Ziel eines erfolgreichen Investors ist es, im Leben voranzukommen anstatt Rückschritte zu machen.Haben Sie jemals ein Auto gesehen, das rückwärts fuhr und dennoch das Rennen gewann? Die Antwort ist nein, denn das ist nicht logisch. Investieren bedeutet, eher zu berücksichtigen, was in der Zukunft passieren wird und sich weniger zu konzentrieren auf das, was in der Vergangenheit passierte.Zweifellos hilft es Ihnen, über die Leistung eines Unternehmens oder über eine Aktie zu recherchieren. Allerdings müssen Sie sichergehen, dass Ihre Entscheidungen nicht nur auf der Geschichte basieren. Nehmen wir ein Beispiel: Vor 50 Jahren investierte Ihr Großvater in ein Unternehmen und erzielte hohe Renditen.
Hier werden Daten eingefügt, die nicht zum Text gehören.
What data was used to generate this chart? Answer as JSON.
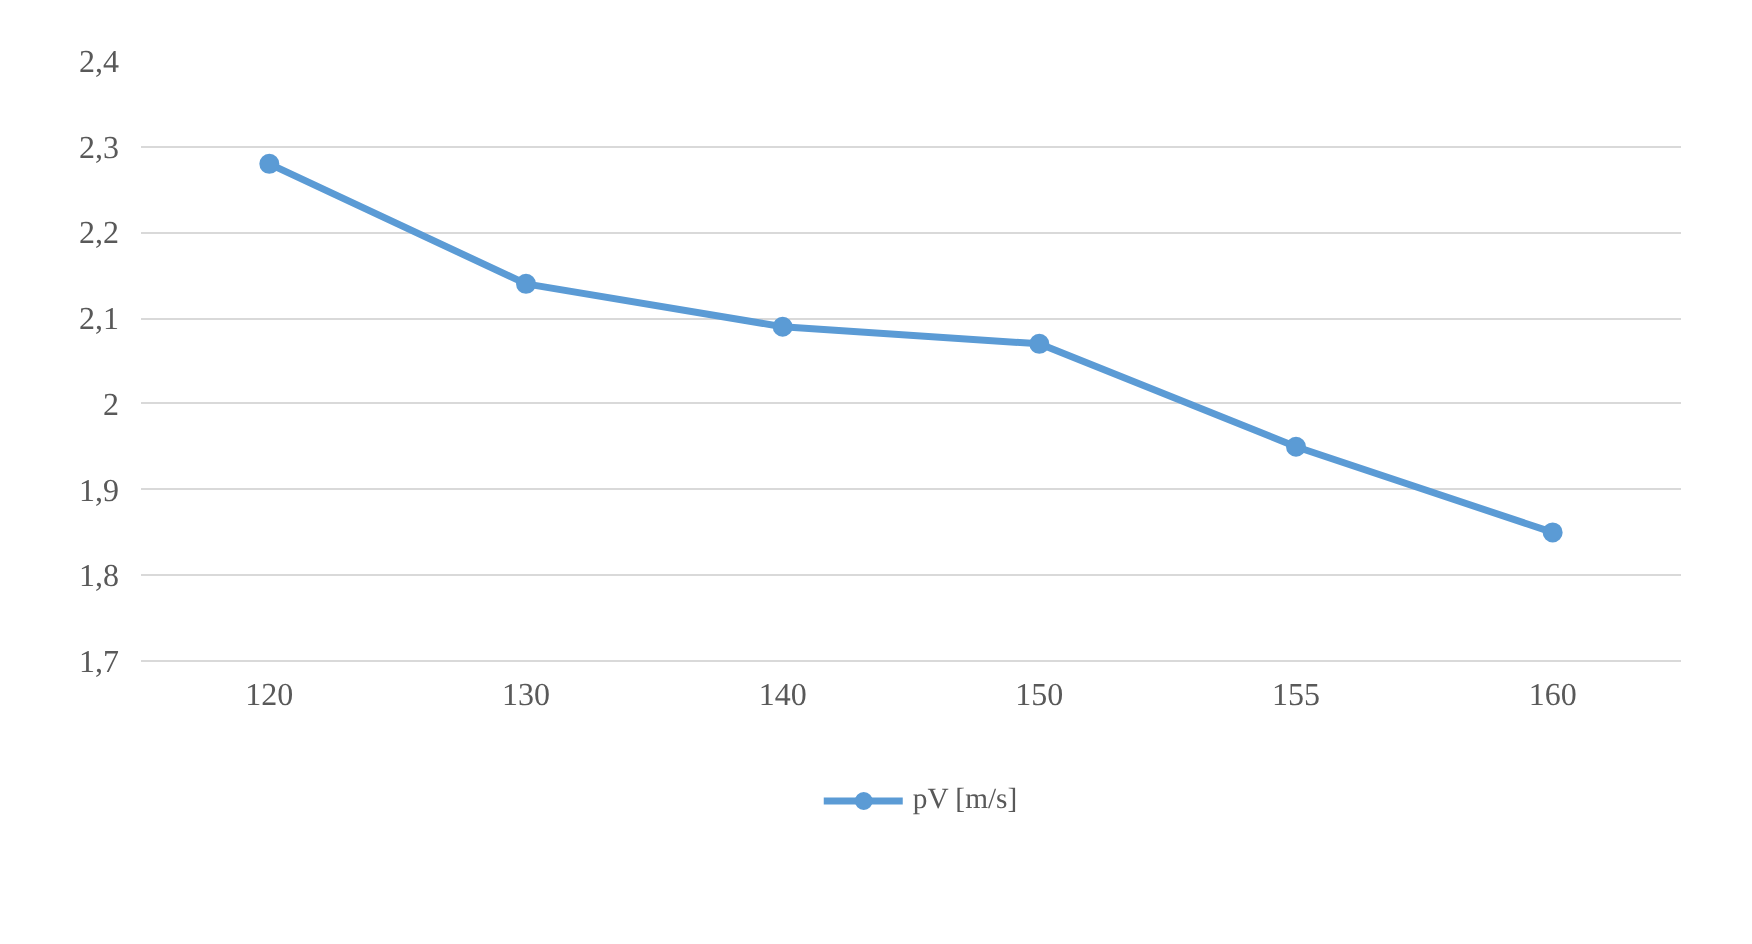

Sie haben nun genug Kapital, um über das Investment nachzudenken und suchen nach Optionen. Aber nur weil Ihr Großvater vor 50 Jahren Erfolg hatte, weil er in dieses Unternehmen investiert hat, sind Sie diesem Unternehmen nichts schuldig und müssen nicht in seine Fußstapfen treten. Ihre Entscheidung über das Investment sollte basieren auf der aktuellen Leistung des Unternehmens, aber nicht auf Ihren Gefühlen oder emotionalen Bindungen. Außerdem sollten Sie sich eher auf langfristige Gewinne konzentrieren als auf ein Unternehmen, das Ihnen, wie Ihrem Großvater in der Vergangenheit, einmalig schnelle Gewinne anbietet.